Each individual insurer has different policies on telemedicine. Most of them are still requiring a prior relationship with the patient. At press time, Medicaid and most private insurance companies serving the state had lifted restriction on telemedicine, but Medicare had not. That federal program for Americans age sixty-five and older literally requires an act of Congress, but that was expected soon. No one in Congress has come out against it.
“We have been saying for years this is an important tool,” Kelly says. “If you can see patients remotely, it is the best way to do it. Now insurers are catching up to reimburse physicians for their work. Maybe not all policies will stick after this crisis is over, but many will as insurance companies are seeing tremendous value in having it in our medical community.”
From the clinical standpoint, many providers were not seeing as many patients and were seeing fewer appointments being made.
“This can be good and bad,” Kelly says. “It might help create more surge capacity at hospitals by not having large numbers of people needing hospitalization at the same time. But it means providers are losing money really fast. I’ve talked to some providers who are concerned no one is coming in.”
Normally HIPPA health privacy laws would prohibit the use of certain types of video conferencing programs like Facetime or Skype unless they were HIPPA compliant. But those restrictions have been temporarily suspended so providers can use any moderately secure tele network. There is also a HIPPA complaint portal available from Zoom that costs only $200 a month.
Improper use of the emergency room for health conditions that are not emergencies has been a problem in the U.S. for a long time, particularly as hospitals are required to see patients regardless of their ability to pay. Now it is even more important the ERs be used only when absolutely necessary.

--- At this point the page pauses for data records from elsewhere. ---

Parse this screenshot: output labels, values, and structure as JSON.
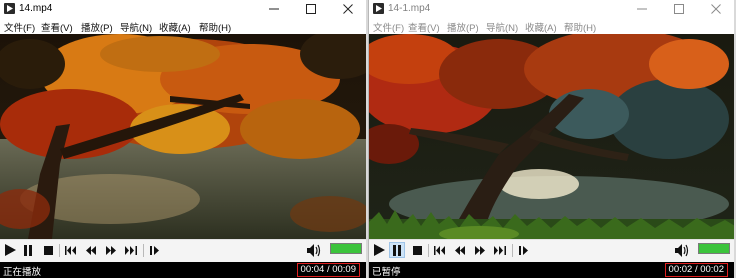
{
  "windows": [
    {
      "title": "14.mp4",
      "menu": [
        "文件(F)",
        "查看(V)",
        "播放(P)",
        "导航(N)",
        "收藏(A)",
        "帮助(H)"
      ],
      "status": "正在播放",
      "time": "00:04 / 00:09",
      "state": "playing",
      "volume_level": 1.0
    },
    {
      "title": "14-1.mp4",
      "menu": [
        "文件(F)",
        "查看(V)",
        "播放(P)",
        "导航(N)",
        "收藏(A)",
        "帮助(H)"
      ],
      "status": "已暂停",
      "time": "00:02 / 00:02",
      "state": "paused",
      "volume_level": 1.0
    }
  ],
  "icons": {
    "app": "media-player-icon",
    "minimize": "minimize-icon",
    "maximize": "maximize-icon",
    "close": "close-icon",
    "controls": [
      "play-icon",
      "pause-icon",
      "stop-icon",
      "skip-back-icon",
      "rewind-icon",
      "fast-forward-icon",
      "skip-forward-icon",
      "frame-step-icon",
      "speaker-icon"
    ]
  },
  "colors": {
    "highlight_box": "#e02020",
    "volume_bar": "#3cc43c",
    "status_bg": "#000000"
  }
}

“At this point, we need to encourage patients with low to moderate cold or flu symptoms to not go to the ER,” Kelly says. “If a patient experiences high fever or shortness of breath, this is when a visit to the ER would be needed. As COVID-19 is a virus, the body will fight it like any other virus. The severity of COVID-19 is with its tendency to infect the lungs and cause respiratory problems. This is where the concern is, especially for those sixty-five and older or for those that have low immune system responses.”
There have been some physicians’ offices starting to make their own hand sanitizer.

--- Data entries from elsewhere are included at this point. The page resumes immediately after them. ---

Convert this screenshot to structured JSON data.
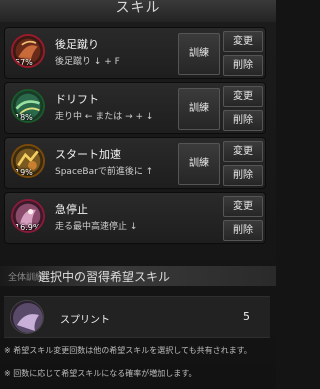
{
  "window": {
    "title": "スキル"
  },
  "skills": [
    {
      "name": "後足蹴り",
      "desc": "後足蹴り ↓ + F",
      "pct": "57%",
      "train": "訓練",
      "change": "変更",
      "delete": "削除",
      "border": "#9a1a2a",
      "art": "fire"
    },
    {
      "name": "ドリフト",
      "desc": "走り中 ← または → + ↓",
      "pct": "18%",
      "train": "訓練",
      "change": "変更",
      "delete": "削除",
      "border": "#1a5a2a",
      "art": "green"
    },
    {
      "name": "スタート加速",
      "desc": "SpaceBarで前進後に ↑",
      "pct": "19%",
      "train": "訓練",
      "change": "変更",
      "delete": "削除",
      "border": "#7a4a0a",
      "art": "gold"
    },
    {
      "name": "急停止",
      "desc": "走る最中高速停止 ↓",
      "pct": "16.9%",
      "change": "変更",
      "delete": "削除",
      "border": "#8a1a3a",
      "art": "pink"
    }
  ],
  "section": {
    "all_train": "全体訓練",
    "title": "選択中の習得希望スキル"
  },
  "wish": {
    "name": "スプリント",
    "count": "5"
  },
  "notes": [
    "※ 希望スキル変更回数は他の希望スキルを選択しても共有されます。",
    "※ 回数に応じて希望スキルになる確率が増加します。"
  ]
}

“Necessity is the mother of invention, and we are starting to see that,” Kelly says. “We are also seeing some repurposing of medical equipment to allow it to be used to meet the demand. This is a difficult situation for our state and our nation. It’s unlike anything we have seen in recent history. But we are strong, we are resilient, and we will work together to overcome the health and economic difficulties that we currently face as a result of COVID-19. I am confident that we will come out of this stronger than ever before.”
At press time, the COVID-19 situation was still developing across the state and the country.